- Nº 2539 (2022/07/28)

Propaganda e realidade

Opinião

São cada mais as vozes que, embora não deixando de se posicionar em consonância com os objectivos e a política do imperialismo, vão sublinhando que a situação internacional não está a evoluir consoante os intuitos dos EUA e dos seus mais próximos sequazes, entre os quais se destacam UE e a NATO.

Entenda-se que o seu efémero assumo de consciência se dirige sobretudo àqueles que, ébrios de propalarem até à exaustão e à irracionalidade a propaganda de guerra e o discurso de ódio, percam a noção objectiva da realidade e venham a acordar num mundo que, afinal, não é feito à sua medida. Na verdade, há razões para perceber os seus receios.

Apesar dos intensos esforços levados a cabo pelo imperialismo – ou seja, da utilização de toda a sua panóplia de pressão, ameaça, chantagem e agressão contra todos quantos considere recalcitrantes, veja-se a irritação de Macron relativamente a países africanos –, são muitos os países que rejeitam ser arrastados para a escalada de guerra e de confrontação instigada e levada a cabo pelos EUA, a UE e a NATO no mundo. Múltiplos e diversificados factores estão subjacentes no posicionamento destes países, entre os quais se encontram não só todo o legado de colonialismo, como a actual realidade de imposição de relações desiguais, senão mesmo neocoloniais e de autêntica rapina, por parte das potências imperialistas em relação a dezenas e dezenas de povos no mundo.

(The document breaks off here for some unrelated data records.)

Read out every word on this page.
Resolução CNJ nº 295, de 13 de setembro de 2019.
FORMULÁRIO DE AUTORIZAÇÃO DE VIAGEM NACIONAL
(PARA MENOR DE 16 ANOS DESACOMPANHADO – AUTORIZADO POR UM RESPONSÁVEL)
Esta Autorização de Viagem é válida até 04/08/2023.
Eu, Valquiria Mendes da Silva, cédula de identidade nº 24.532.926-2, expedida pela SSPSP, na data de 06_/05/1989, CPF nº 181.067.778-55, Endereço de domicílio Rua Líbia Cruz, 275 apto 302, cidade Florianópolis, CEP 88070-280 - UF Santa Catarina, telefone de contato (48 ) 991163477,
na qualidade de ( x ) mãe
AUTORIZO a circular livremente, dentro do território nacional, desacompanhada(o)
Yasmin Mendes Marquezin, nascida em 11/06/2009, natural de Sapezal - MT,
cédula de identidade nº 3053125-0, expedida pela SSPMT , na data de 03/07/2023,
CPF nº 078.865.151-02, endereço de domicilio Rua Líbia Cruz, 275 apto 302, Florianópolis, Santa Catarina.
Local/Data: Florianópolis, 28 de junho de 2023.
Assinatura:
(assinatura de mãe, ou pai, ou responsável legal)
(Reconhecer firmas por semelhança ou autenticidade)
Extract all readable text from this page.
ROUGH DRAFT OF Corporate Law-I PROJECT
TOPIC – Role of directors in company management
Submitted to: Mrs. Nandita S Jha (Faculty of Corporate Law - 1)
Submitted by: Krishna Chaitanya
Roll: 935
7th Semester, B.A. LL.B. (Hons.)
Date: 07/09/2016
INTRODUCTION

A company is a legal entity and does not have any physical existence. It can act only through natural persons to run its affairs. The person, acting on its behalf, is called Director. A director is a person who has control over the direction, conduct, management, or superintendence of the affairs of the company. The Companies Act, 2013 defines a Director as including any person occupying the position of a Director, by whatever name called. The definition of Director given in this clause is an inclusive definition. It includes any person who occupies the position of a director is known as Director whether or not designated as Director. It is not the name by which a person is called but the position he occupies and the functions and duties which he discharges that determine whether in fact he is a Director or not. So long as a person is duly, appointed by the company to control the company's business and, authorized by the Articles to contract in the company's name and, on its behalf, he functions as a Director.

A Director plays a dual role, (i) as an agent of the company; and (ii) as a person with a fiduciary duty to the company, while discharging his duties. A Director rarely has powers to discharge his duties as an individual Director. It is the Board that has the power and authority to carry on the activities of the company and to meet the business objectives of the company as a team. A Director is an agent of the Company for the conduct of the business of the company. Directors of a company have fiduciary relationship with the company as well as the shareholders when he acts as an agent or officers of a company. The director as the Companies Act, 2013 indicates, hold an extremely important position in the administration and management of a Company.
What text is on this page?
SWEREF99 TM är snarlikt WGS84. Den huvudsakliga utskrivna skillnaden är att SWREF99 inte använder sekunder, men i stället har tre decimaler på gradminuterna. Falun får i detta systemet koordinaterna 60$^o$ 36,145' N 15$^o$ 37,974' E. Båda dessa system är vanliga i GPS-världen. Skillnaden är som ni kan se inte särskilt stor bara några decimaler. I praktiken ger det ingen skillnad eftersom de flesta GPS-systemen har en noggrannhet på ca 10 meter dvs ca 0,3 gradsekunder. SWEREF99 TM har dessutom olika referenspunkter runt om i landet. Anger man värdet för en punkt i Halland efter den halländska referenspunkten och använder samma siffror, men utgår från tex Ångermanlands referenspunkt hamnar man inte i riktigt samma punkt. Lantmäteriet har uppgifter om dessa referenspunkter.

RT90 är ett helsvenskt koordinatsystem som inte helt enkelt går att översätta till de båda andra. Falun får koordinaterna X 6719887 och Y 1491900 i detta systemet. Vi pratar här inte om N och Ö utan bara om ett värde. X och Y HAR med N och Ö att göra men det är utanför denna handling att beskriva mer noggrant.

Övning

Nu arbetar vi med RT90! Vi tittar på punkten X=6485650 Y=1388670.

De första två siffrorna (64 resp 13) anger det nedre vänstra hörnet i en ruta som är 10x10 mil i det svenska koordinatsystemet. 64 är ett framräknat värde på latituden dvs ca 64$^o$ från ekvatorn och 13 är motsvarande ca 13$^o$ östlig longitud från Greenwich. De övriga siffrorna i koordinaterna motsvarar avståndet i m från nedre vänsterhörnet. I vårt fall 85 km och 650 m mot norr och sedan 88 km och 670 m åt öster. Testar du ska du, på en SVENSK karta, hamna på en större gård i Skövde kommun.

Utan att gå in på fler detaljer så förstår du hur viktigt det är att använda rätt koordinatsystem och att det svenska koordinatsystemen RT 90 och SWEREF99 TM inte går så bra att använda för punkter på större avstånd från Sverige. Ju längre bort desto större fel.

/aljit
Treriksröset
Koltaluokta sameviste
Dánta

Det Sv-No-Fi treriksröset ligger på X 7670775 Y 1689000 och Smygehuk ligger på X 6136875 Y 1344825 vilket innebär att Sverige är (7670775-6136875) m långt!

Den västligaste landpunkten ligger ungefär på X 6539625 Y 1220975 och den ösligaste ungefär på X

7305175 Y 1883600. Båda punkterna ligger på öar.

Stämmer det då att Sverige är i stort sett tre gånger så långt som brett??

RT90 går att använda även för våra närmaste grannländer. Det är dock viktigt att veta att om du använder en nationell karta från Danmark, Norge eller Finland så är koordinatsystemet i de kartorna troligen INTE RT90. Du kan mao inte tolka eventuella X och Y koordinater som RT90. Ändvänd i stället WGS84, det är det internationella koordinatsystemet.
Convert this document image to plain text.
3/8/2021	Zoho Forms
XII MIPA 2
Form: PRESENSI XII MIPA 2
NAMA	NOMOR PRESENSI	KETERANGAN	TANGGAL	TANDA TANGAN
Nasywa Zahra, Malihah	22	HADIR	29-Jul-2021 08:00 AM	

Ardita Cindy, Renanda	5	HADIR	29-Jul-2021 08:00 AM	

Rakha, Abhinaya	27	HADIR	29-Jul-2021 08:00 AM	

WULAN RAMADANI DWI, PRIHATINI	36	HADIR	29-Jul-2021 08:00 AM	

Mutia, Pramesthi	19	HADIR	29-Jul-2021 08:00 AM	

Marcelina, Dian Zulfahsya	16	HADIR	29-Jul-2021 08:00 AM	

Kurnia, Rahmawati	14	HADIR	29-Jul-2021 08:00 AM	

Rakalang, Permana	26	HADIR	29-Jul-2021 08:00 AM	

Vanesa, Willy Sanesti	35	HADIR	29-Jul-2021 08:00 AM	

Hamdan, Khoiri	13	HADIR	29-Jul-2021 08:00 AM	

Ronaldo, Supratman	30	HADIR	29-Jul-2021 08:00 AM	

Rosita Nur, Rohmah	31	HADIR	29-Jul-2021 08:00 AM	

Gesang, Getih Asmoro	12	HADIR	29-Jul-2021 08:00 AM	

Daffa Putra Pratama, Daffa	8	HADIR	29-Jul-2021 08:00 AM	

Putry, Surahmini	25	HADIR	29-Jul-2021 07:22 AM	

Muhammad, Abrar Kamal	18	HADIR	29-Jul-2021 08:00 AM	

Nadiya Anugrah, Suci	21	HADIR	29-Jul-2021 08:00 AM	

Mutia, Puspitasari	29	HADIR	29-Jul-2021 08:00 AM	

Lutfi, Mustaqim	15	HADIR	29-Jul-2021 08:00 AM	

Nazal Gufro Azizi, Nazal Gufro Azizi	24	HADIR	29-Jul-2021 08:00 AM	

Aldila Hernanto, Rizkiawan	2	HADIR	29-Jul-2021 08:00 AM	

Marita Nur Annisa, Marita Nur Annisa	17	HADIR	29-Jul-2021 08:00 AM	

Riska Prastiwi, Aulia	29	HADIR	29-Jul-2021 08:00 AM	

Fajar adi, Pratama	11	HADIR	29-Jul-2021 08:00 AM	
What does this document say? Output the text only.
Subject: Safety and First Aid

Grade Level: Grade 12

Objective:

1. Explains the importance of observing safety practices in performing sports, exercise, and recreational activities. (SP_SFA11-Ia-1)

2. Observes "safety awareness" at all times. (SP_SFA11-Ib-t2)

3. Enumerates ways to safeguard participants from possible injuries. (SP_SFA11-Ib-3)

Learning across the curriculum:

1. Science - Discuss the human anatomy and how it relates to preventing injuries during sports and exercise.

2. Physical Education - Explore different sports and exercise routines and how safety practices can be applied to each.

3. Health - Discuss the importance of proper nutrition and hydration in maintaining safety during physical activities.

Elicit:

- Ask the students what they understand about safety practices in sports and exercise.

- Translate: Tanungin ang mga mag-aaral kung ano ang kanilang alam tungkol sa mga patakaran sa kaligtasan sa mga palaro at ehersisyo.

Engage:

O que os EUA e as as grandes potências da UE temem é que estes povos – muitos dos quais conquistaram a sua independência com o movimento nacional libertador que levou à derrocada dos impérios coloniais na segunda metade do século XX – possam afirmar caminhos de desenvolvimento que rompam com décadas de relações fundamentalmente dependentes e condicionadas às potências reunidas no G7, continuando a diversificar e a aprofundar relações mutuamente vantajosas com outros países, com base em princípios tão fundamentais como os da soberania e do respeito mútuo.

Diálogo e negociação

Para além de comprovar que, por maiores que sejam as dificuldades e os obstáculos, é não só necessário, como possível, encetar um caminho de diálogo que contribua para uma solução negociada do conflito, o recente acordo alcançado entre a Rússia, a Ucrânia, a Turquia e as Nações Unidas relativamente à exportação de cereais e fertilizantes coloca precisamente em evidência o papel e a afirmação dos interesses dos países que não se querem ver enredados na hipócrita e interesseira trama orquestrada pelos EUA e a UE, que impõem sanções não só visando atingir a economia da Rússia, como a dos países que desenvolvem relações com esta.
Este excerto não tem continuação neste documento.